Oh, I think that I have to use both “posted” as well as “post_updated” to handle the new and existing pages. I thought that post_updated() would handle both scenarios.

Please do share your comments if you know a way that post_updated can handle new and existing pages. thanks.

Jon
Comment » November 12, 2007 @ 3:35 pm

I’m looking for the same thing, an overall “Site Last Updated” display, can you send this code to me also?

Thanks!!!

jon

“Hey there,
I’m trying to work out a way where I can use such a script, but for it to only appear on the main site (the blog default page), but put a universal ‘this site was modified’ rather than a ‘this post was modified’. Is this possible?
Say I updated the main page’s latest post on 3rd March, but I updated another separate page on the blog on the 4th March.
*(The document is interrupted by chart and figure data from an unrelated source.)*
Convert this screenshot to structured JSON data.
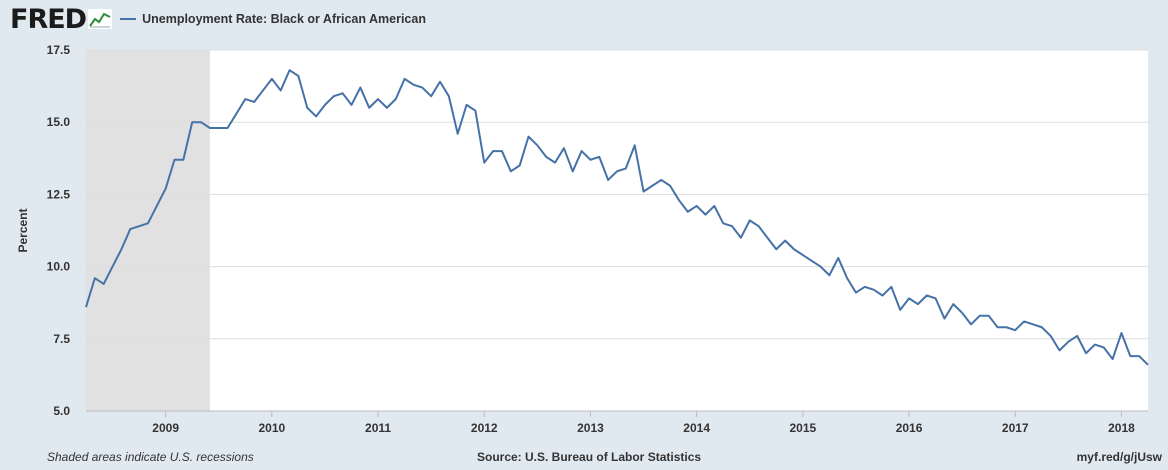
{
  "header": {
    "logo_text": "FRED"
  },
  "chart_data": {
    "type": "line",
    "title": "Unemployment Rate: Black or African American",
    "ylabel": "Percent",
    "xlabel": "",
    "ylim": [
      5.0,
      17.5
    ],
    "yticks": [
      "5.0",
      "7.5",
      "10.0",
      "12.5",
      "15.0",
      "17.5"
    ],
    "ytick_values": [
      5.0,
      7.5,
      10.0,
      12.5,
      15.0,
      17.5
    ],
    "xticks": [
      "2009",
      "2010",
      "2011",
      "2012",
      "2013",
      "2014",
      "2015",
      "2016",
      "2017",
      "2018"
    ],
    "start": "2008-04",
    "end": "2018-04",
    "recession": {
      "start": "2008-04",
      "end": "2009-06"
    },
    "series": [
      {
        "name": "Unemployment Rate: Black or African American",
        "color": "#4572a7",
        "values": [
          8.6,
          9.6,
          9.4,
          10.0,
          10.6,
          11.3,
          11.4,
          11.5,
          12.1,
          12.7,
          13.7,
          13.7,
          15.0,
          15.0,
          14.8,
          14.8,
          14.8,
          15.3,
          15.8,
          15.7,
          16.1,
          16.5,
          16.1,
          16.8,
          16.6,
          15.5,
          15.2,
          15.6,
          15.9,
          16.0,
          15.6,
          16.2,
          15.5,
          15.8,
          15.5,
          15.8,
          16.5,
          16.3,
          16.2,
          15.9,
          16.4,
          15.9,
          14.6,
          15.6,
          15.4,
          13.6,
          14.0,
          14.0,
          13.3,
          13.5,
          14.5,
          14.2,
          13.8,
          13.6,
          14.1,
          13.3,
          14.0,
          13.7,
          13.8,
          13.0,
          13.3,
          13.4,
          14.2,
          12.6,
          12.8,
          13.0,
          12.8,
          12.3,
          11.9,
          12.1,
          11.8,
          12.1,
          11.5,
          11.4,
          11.0,
          11.6,
          11.4,
          11.0,
          10.6,
          10.9,
          10.6,
          10.4,
          10.2,
          10.0,
          9.7,
          10.3,
          9.6,
          9.1,
          9.3,
          9.2,
          9.0,
          9.3,
          8.5,
          8.9,
          8.7,
          9.0,
          8.9,
          8.2,
          8.7,
          8.4,
          8.0,
          8.3,
          8.3,
          7.9,
          7.9,
          7.8,
          8.1,
          8.0,
          7.9,
          7.6,
          7.1,
          7.4,
          7.6,
          7.0,
          7.3,
          7.2,
          6.8,
          7.7,
          6.9,
          6.9,
          6.6
        ]
      }
    ]
  },
  "footer": {
    "note": "Shaded areas indicate U.S. recessions",
    "source": "Source: U.S. Bureau of Labor Statistics",
    "link": "myf.red/g/jUsw"
  }
}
How do I get the main page to ignore the ‘post updated’ and print only the latest overall update on *any* page?
I added the script to the page.php, it displays the update for each individual page, but I would like to just have one on the main that takes the date/timestamp from whatever page was last updated. Is that easy to do, can I edit the existing script or do I need a totally different sort?
Hope that makes sense.

Kaf
Comment » March 8, 2006 @ 12:24 am
aketus, it makes perfect sense. But my plugin would not work here, and I don’t know of one offhand that does what you’re looking for.
However, there’s not much involved in getting this info and displaying it, so I’ll email you a bit of code which accomplishes what you’re after.”

Flick
Comment » January 3, 2009 @ 1:25 pm

Still going strong in 2.7. One of those plugins that really does what it says on the tin but is so understated.

Johan Ronström
Comment » August 12, 2009 @ 7:52 am

Hi. Nice plugin! Really does the job, and working fine in 2.8! One feature I’d like is to add who made the most recent change. I have multiple editors and I’d like something like the_author() but the one that made the most recent edit…

BB
Comment » December 13, 2010 @ 12:39 am

Still works in WordPress 3.0.3, too. Great plugin!